Article Text
Abstract
Introduction Pain is one of the most common symptoms presented by patients of all ages to ambulance services, however very few children receive analgesia. Analgesic treatment of pre-hospital injured children is viewed as ‘suboptimal’. The aim of this study was to explore current analgesia given to traumatically injured children in the pre-hospital setting and examine whether a clinically meaningful reduction in pain was achieved.
Methods We evaluated electronic patient report forms over a two-year period (2013–2014) within a UK ambulance service NHS trust. All traumatically injured children within the age range 1–17 with a clinical impression of a fracture, dislocation, wound or burn were included. Patients with a Glasgow Coma Scale of <15 were excluded. The outcome measure was a reduction in numeric pain rating scale or Wong and Baker faces of ≥2 out of 10.
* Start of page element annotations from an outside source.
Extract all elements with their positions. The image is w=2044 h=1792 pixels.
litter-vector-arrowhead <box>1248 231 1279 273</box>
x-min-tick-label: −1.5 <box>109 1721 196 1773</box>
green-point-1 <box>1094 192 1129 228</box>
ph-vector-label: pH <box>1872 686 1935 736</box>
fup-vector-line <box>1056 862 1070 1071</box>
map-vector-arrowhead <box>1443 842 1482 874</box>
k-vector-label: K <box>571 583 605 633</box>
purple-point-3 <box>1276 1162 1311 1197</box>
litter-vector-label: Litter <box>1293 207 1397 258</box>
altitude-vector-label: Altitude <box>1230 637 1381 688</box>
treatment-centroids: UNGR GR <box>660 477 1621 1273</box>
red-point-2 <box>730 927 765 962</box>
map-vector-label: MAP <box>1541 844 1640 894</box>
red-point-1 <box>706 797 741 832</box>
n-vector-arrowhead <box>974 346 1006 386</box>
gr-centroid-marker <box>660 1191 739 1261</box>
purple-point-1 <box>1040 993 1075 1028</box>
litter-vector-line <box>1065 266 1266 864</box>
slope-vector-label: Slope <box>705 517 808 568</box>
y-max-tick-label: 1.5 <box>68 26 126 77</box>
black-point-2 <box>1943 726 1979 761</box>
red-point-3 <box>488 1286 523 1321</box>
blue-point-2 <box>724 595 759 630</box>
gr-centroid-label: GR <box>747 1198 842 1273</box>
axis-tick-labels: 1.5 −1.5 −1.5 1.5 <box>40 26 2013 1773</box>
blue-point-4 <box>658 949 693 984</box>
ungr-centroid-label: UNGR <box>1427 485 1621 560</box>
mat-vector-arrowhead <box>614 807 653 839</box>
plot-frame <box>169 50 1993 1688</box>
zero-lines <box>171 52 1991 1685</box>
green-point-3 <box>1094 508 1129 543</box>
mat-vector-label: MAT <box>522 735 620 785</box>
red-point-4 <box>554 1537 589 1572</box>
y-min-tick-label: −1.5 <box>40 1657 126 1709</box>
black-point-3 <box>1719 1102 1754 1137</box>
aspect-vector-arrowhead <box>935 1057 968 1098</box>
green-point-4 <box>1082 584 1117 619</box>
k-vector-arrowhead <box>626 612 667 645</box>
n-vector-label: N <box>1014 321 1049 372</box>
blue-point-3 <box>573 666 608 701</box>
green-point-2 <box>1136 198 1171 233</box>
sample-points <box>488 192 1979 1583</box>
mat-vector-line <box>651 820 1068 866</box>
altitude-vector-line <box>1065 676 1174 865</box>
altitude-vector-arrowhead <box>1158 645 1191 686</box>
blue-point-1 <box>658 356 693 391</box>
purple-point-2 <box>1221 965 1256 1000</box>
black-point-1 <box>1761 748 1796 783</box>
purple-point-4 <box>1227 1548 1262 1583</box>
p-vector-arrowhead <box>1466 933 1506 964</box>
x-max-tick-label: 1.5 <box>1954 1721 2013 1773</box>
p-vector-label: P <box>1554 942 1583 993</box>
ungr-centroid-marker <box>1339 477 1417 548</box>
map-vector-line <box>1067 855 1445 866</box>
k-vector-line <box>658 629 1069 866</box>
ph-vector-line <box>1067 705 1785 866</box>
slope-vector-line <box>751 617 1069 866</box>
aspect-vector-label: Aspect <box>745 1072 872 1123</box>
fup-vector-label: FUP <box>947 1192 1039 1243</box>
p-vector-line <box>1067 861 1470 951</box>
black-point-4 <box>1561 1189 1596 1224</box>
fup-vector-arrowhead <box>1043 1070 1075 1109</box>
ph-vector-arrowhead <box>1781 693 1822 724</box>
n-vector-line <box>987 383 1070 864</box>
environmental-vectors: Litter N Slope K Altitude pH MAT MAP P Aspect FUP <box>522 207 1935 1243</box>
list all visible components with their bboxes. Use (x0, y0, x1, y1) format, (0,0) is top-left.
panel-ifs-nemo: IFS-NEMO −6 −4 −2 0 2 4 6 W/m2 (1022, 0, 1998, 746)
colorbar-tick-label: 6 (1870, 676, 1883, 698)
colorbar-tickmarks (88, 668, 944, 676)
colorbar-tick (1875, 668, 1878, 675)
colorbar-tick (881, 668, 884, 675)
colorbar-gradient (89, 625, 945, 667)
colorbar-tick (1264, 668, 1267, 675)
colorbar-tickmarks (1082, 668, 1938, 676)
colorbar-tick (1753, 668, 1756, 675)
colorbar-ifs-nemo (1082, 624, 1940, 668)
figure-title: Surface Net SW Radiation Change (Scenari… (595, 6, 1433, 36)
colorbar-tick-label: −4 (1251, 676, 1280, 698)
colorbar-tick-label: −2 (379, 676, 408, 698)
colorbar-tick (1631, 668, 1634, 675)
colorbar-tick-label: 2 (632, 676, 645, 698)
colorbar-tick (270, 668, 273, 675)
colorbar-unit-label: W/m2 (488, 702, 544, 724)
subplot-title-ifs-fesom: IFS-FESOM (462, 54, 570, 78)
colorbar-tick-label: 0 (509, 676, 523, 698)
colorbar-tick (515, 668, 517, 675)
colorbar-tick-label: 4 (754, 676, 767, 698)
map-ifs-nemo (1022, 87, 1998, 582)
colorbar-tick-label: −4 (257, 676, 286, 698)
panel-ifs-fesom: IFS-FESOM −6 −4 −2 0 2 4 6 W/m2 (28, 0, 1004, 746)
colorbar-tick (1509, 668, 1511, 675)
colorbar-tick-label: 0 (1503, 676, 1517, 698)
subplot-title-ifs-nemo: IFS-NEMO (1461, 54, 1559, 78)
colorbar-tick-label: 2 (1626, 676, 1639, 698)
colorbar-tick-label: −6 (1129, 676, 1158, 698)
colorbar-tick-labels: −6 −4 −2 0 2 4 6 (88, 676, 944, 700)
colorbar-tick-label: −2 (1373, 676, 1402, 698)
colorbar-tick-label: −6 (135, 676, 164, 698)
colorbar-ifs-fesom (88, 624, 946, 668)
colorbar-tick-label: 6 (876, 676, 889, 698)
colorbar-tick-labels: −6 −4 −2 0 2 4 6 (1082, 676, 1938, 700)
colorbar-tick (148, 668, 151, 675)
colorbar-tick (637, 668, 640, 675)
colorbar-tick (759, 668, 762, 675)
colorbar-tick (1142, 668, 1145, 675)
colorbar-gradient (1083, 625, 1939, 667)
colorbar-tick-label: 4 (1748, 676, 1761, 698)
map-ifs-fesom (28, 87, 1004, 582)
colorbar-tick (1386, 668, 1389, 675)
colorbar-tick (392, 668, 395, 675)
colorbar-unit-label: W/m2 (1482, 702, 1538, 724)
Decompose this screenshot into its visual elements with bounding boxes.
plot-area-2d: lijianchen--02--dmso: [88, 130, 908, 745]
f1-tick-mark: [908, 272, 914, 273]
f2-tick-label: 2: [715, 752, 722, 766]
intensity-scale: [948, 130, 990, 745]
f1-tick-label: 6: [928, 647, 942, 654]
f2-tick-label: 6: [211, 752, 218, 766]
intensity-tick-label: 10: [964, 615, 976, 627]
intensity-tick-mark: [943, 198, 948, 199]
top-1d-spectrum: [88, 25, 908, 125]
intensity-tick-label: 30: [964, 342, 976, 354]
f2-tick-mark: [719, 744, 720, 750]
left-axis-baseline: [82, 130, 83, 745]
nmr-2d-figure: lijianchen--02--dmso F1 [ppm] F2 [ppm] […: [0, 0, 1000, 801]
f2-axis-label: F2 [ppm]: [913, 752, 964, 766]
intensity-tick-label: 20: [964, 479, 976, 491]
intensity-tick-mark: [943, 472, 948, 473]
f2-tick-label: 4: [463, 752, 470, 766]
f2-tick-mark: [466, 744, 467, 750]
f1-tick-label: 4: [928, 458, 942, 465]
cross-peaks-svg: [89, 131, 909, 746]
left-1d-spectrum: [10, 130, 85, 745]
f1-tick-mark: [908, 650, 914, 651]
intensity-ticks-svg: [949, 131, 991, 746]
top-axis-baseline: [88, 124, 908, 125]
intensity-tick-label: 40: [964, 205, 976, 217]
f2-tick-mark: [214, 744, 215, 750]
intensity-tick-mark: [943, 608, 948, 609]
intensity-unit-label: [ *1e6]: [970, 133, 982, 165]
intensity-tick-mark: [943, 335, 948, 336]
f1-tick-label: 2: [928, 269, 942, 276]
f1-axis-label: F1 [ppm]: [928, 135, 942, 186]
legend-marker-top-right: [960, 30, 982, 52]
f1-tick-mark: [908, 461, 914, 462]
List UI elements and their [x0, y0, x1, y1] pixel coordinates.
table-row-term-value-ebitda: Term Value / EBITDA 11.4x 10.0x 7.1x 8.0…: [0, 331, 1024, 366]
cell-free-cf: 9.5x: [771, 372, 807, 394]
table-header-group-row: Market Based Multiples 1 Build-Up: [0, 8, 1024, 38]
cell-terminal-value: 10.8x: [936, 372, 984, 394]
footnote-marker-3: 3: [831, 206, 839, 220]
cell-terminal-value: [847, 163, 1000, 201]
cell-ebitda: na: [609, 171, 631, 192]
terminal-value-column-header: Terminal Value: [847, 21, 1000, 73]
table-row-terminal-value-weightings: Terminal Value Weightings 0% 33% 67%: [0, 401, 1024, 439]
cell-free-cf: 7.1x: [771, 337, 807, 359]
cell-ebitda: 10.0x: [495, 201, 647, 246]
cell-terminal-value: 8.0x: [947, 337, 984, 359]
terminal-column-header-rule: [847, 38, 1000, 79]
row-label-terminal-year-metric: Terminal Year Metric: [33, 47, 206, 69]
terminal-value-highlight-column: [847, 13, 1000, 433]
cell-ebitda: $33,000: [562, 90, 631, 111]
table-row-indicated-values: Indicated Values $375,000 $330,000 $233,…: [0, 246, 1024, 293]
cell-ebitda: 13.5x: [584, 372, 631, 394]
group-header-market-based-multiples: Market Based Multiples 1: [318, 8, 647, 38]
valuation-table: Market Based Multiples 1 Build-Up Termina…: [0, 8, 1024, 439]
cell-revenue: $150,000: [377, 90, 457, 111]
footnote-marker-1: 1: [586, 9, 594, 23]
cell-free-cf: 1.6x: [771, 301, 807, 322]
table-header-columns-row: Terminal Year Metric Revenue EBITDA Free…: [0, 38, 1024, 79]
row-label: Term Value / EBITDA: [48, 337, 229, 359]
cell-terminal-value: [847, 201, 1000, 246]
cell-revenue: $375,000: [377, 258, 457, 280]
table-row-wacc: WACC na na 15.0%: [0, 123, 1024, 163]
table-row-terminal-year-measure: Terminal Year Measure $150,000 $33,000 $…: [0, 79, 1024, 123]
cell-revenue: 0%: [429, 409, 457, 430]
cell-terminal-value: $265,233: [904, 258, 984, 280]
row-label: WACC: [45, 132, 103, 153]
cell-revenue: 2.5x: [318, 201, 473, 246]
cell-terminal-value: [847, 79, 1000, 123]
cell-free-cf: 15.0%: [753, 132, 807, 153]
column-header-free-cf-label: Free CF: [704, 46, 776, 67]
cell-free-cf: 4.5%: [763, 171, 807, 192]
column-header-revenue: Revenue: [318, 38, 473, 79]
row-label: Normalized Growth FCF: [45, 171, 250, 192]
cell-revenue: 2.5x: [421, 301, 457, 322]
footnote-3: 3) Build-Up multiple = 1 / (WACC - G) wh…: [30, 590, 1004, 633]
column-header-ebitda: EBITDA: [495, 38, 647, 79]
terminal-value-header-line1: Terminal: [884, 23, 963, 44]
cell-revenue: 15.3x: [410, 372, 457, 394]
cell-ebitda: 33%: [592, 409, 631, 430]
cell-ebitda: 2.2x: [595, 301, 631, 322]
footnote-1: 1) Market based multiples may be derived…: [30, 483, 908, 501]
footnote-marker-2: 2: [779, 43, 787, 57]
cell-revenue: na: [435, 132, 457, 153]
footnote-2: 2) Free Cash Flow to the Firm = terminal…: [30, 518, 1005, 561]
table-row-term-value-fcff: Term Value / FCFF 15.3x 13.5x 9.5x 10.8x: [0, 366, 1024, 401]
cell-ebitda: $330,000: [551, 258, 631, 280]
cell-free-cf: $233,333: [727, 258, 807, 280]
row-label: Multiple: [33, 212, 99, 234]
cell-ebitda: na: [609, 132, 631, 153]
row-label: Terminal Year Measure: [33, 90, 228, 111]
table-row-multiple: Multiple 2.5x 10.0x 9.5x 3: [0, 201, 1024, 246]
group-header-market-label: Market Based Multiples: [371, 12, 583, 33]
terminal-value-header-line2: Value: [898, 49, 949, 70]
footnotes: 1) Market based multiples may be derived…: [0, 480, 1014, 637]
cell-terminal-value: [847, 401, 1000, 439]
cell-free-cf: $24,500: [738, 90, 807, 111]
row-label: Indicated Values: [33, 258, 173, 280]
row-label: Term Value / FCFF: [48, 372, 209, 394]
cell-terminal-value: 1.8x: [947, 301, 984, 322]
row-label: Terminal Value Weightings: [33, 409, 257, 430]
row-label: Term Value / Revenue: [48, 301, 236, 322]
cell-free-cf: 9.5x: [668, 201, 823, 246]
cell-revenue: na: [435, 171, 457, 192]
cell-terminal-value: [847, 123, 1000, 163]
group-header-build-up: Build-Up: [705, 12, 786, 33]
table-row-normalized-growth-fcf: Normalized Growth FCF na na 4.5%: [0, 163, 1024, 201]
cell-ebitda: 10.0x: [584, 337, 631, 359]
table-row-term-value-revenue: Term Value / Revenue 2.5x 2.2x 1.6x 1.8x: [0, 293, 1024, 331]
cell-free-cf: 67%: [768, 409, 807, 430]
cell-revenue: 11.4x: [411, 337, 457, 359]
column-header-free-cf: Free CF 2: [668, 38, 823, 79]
Results Of the evaluable patients (n=11,317), 90.8% had a documented pain score, or a reason why a pain score could not be documented. For patients reporting pain (n=7483), 51.6% (n=3861) received analgesia, 9.6% (n=717) received no analgesia but did receive alternative treatment and 38.8% (n=2905) received no analgesia and no alternative treatment. Morphine sulphate IV, oral morphine, Entonox, paracetamol suspension and poly-analgesia all achieved a clinically meaningful median reduction in pain score; –3.0 (IQR, –5.0 to –2.0),–2.0 (–5.0 to –2.0),–2.0 (–4.0 to –1.0),–2.0 (–4.0 to 0.0) and –3.0 (–4.0 to –1.0), respectively.
Conclusions Analgesia administered to traumatically injured children in the pre-hospital setting within this UK ambulance service NHS trust produces clinically meaningful reductions in pain for these patients. The concern is that a large number of patients received neither analgesia nor alternative treatment. There is a real need to identify barriers to analgesia administration in this patient group.